C’est à ce moment-là que l’enfant va acquérir une capacité particulière, et si l’on est attentif aux périodes sensibles, ces capacités seront acquises de façon naturelle et simple
(plutôt qu’un forcing souvent inutile comme on peut le voir parfois : si un enfant ne semble pas intéressé par la marche, alors qu’il enregistre du vocabulaire, c’est tout à fait normal car il est en période sensible du langage, et donc cela ne sert à rien de le forcer à marcher, car il sera capable d’acquérir aisément cette capacité lors de sa période sensible de la coordination des mouvements)
1- L’ordre
Dès sa naissance, l’enfance est sensible à l’ordre. C’est d’ailleurs pour cela qu’il est très bénéfique d’installer des rituels, des routines. Cela le rassure, lui permet de comprendre son environnement, de lui donner un sens. L’enfant se met à classer les gens, les choses, les endroits, dès son plus jeune âge pour se repérer. Cette phase s’intensifie autour de 2ans, puis s’estompe de nouveau vers 4 ans. (les âges donnés sont approximatifs, pour vous repérer, mais ça dépend vraiment de chaque enfant)
La construction de pensée s’élabore alors, grâce à l’ordre que comprend son environnement (les routines, les jeux toujours à la même place, les personnes qui font partie de son paysage rassurant…).
Grâce à l’ordre dans sa vie, l’enfant se sécurise, comprend mieux les codes, arrive à trouver sa place dans le monde.
Lors de sa période sensible de l’ordre, l’enfant va se mettre à aligner des petites voitures, classer par taille, par couleur, voire criser dès qu’on déplace un truc auquel on n’aurait pas dû toucher. Il va réclamer les rituels, le brossage de dent, le coup de peigne dans les cheveux, il va s’installer toujours à la même place pour manger, ou encore réussir à identifier les objets mal rangés, et les remettre à leur place.
Comment remarque-t-on qu’un enfant est en période sensible de l’ordre ?

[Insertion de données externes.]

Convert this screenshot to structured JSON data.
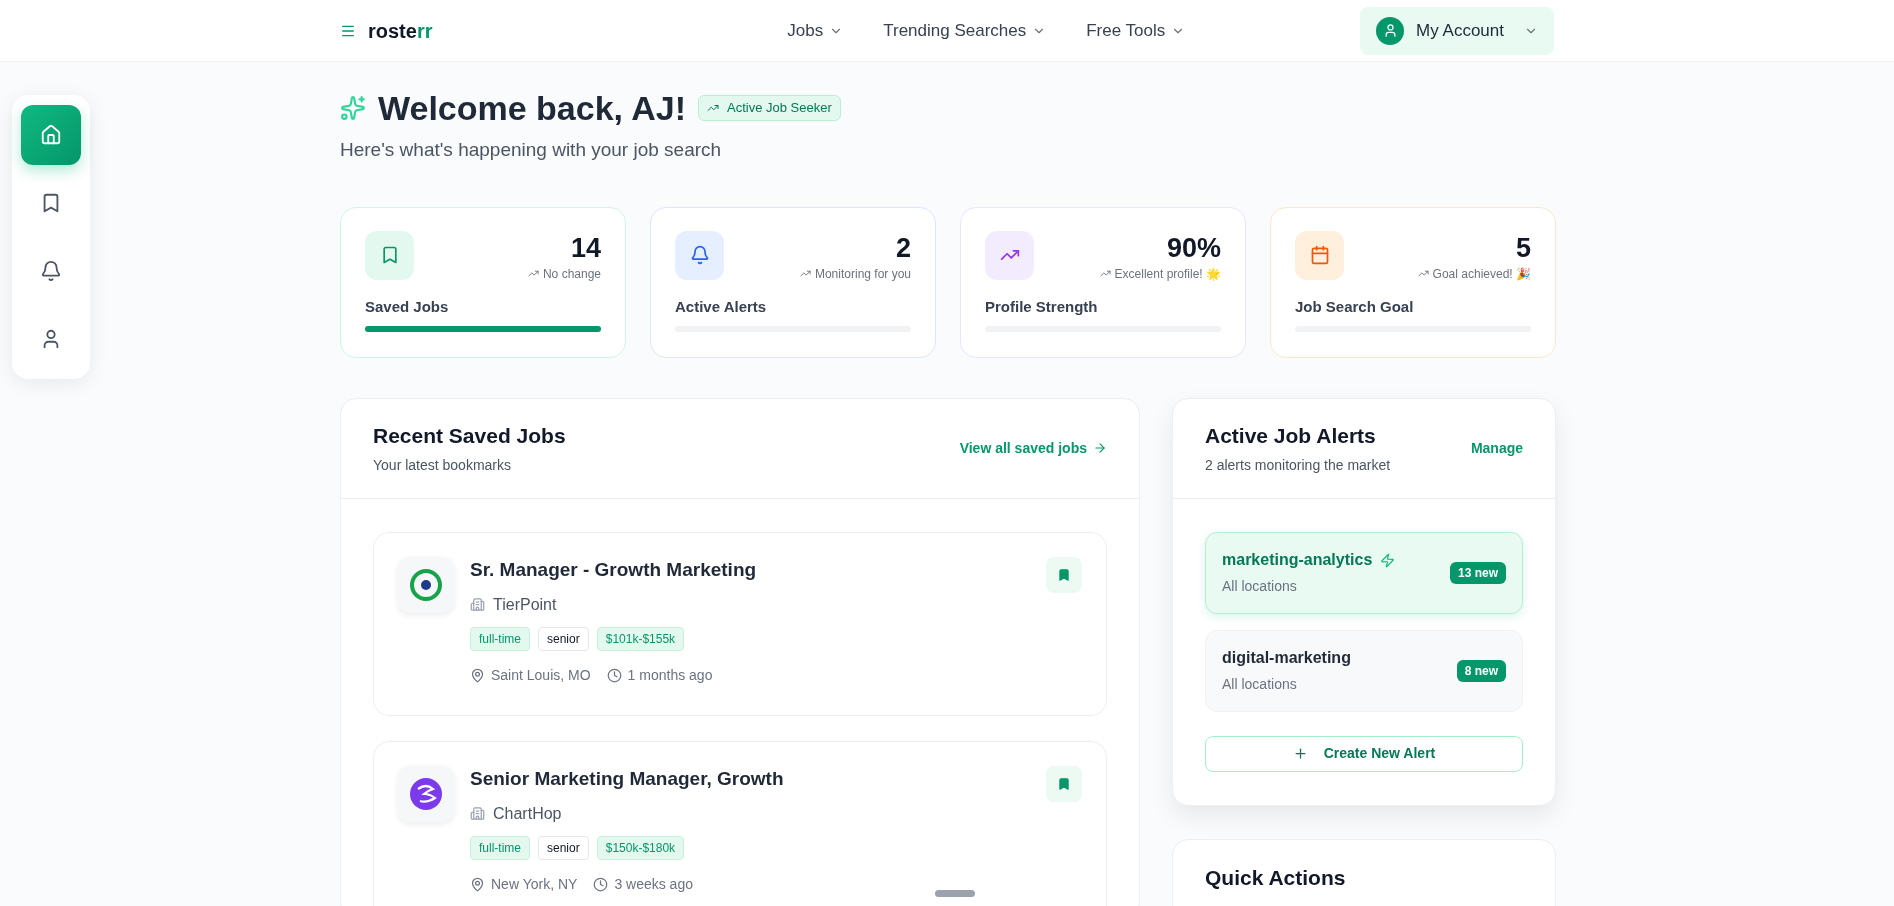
{
  "header": {
    "logo": {
      "text": "roste",
      "accent": "rr"
    },
    "nav": [
      {
        "label": "Jobs"
      },
      {
        "label": "Trending Searches"
      },
      {
        "label": "Free Tools"
      }
    ],
    "account": "My Account"
  },
  "sidebar": {
    "items": [
      {
        "kind": "home",
        "selected": true
      },
      {
        "kind": "bookmark",
        "selected": false
      },
      {
        "kind": "bell",
        "selected": false
      },
      {
        "kind": "user",
        "selected": false
      }
    ]
  },
  "welcome": {
    "title": "Welcome back, AJ!",
    "badge": "Active Job Seeker",
    "subtitle": "Here's what's happening with your job search"
  },
  "stats": [
    {
      "kind": "saved",
      "value": "14",
      "hint": "No change",
      "label": "Saved Jobs",
      "level": 1
    },
    {
      "kind": "alerts",
      "value": "2",
      "hint": "Monitoring for you",
      "label": "Active Alerts",
      "level": 0
    },
    {
      "kind": "profile",
      "value": "90%",
      "hint": "Excellent profile! 🌟",
      "label": "Profile Strength",
      "level": 0
    },
    {
      "kind": "goal",
      "value": "5",
      "hint": "Goal achieved! 🎉",
      "label": "Job Search Goal",
      "level": 0
    }
  ],
  "saved_jobs": {
    "title": "Recent Saved Jobs",
    "subtitle": "Your latest bookmarks",
    "link": "View all saved jobs",
    "jobs": [
      {
        "kind": "ring",
        "title": "Sr. Manager - Growth Marketing",
        "company": "TierPoint",
        "tags": [
          {
            "text": "full-time",
            "kind": "accent"
          },
          {
            "text": "senior",
            "kind": "plain"
          },
          {
            "text": "$101k-$155k",
            "kind": "accent"
          }
        ],
        "location": "Saint Louis, MO",
        "time": "1 months ago",
        "bookmarked": true
      },
      {
        "kind": "swirl",
        "title": "Senior Marketing Manager, Growth",
        "company": "ChartHop",
        "tags": [
          {
            "text": "full-time",
            "kind": "accent"
          },
          {
            "text": "senior",
            "kind": "plain"
          },
          {
            "text": "$150k-$180k",
            "kind": "accent"
          }
        ],
        "location": "New York, NY",
        "time": "3 weeks ago",
        "bookmarked": true
      }
    ]
  },
  "alerts": {
    "title": "Active Job Alerts",
    "subtitle": "2 alerts monitoring the market",
    "link": "Manage",
    "items": [
      {
        "name": "marketing-analytics",
        "location": "All locations",
        "count": "13 new",
        "selected": true
      },
      {
        "name": "digital-marketing",
        "location": "All locations",
        "count": "8 new",
        "selected": false
      }
    ],
    "create": "Create New Alert"
  },
  "quick_actions": {
    "title": "Quick Actions"
  }
}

ça ne vous est jamais arrivé de le trouver un peu maniaco sur les bords, ou de vous dire « bah dis donc, la crise parce qu’il voulait pas le gobelet bleu! » (sans vous demander si les autres jours vous n’aviez pas, sans faire attention, donné toujours le gobelet vert?) Ne cherchez pas : il est en période sensible de l’ordre !
2- Le raffinement des sens
L’enfant construit tout son monde à travers ses sens. Il faut qu’il touche, qu’il sente, qu’il mette à la bouche ce qui l’entoure. Il s’en imprègne, en dresse un schéma plus clair, arrive à saisir le monde grâce au sensoriel.
Bon nombre de grands enfants (comme moi) utilisent toujours ce système un peu animal pour saisir quelque chose. Je fonctionne pas mal aux odeurs, mais surtout au toucher et à la vue (mémoire photographique, ça vous parle je suis sûre !) Quand certains seront plus sensibles à écouter un cours pour l’enregistrer, pour ma part il faut des couleurs et des dessins dans les marges des notes pour que je mémorise. Passer par les sens permet de glisser de façon compréhensible de l’abstrait au concret (et c’est notamment pour ça que je suis pas douée en maths, trop abstrait et pas assez sensoriel pour que j’aie pu saisir l’essence du truc.)
Plus l’enfant baigne dans un environnement où ses sens sont en éveil (un par un c’est encore mieux, genre les jouets multi-couleur multi-bruit ont une tendance à brouiller la perception, parfois le plus simple fonctionne le mieux ! Je dis ça, mais je suis la pro du colorful hein. Je partage juste ce que j’ai appris en formation 😉 , plus il façonne son monde, développe son intelligence, mûrit.
Comment remarque-t-on qu’un enfant est en période sensible du raffinement sensoriel ?
Avez-vous déjà remarqué toute la concentration chez un nouveau né qui observe un mobile ? Qui touche une cuillère en bois ? Qui goûte pour la première fois à de la courgette ? C’est fascinant !
3- La coordination des mouvements
Cette période sensible comprend des tas d’acquisitions : maintenir sa tête, se tenir assis, à quatre pattes, debout, grimper, sauter, courir, ramper… Grâce au système vestibulaire de son corps, à sa motricité, l’enfant peut bouger (sans dec) et donc aller explorer encore un peu plus le monde, le découvrir et le comprendre. Le corps en mouvement au service de l’intelligence : comprendre où on est et quels sont les choses à portée.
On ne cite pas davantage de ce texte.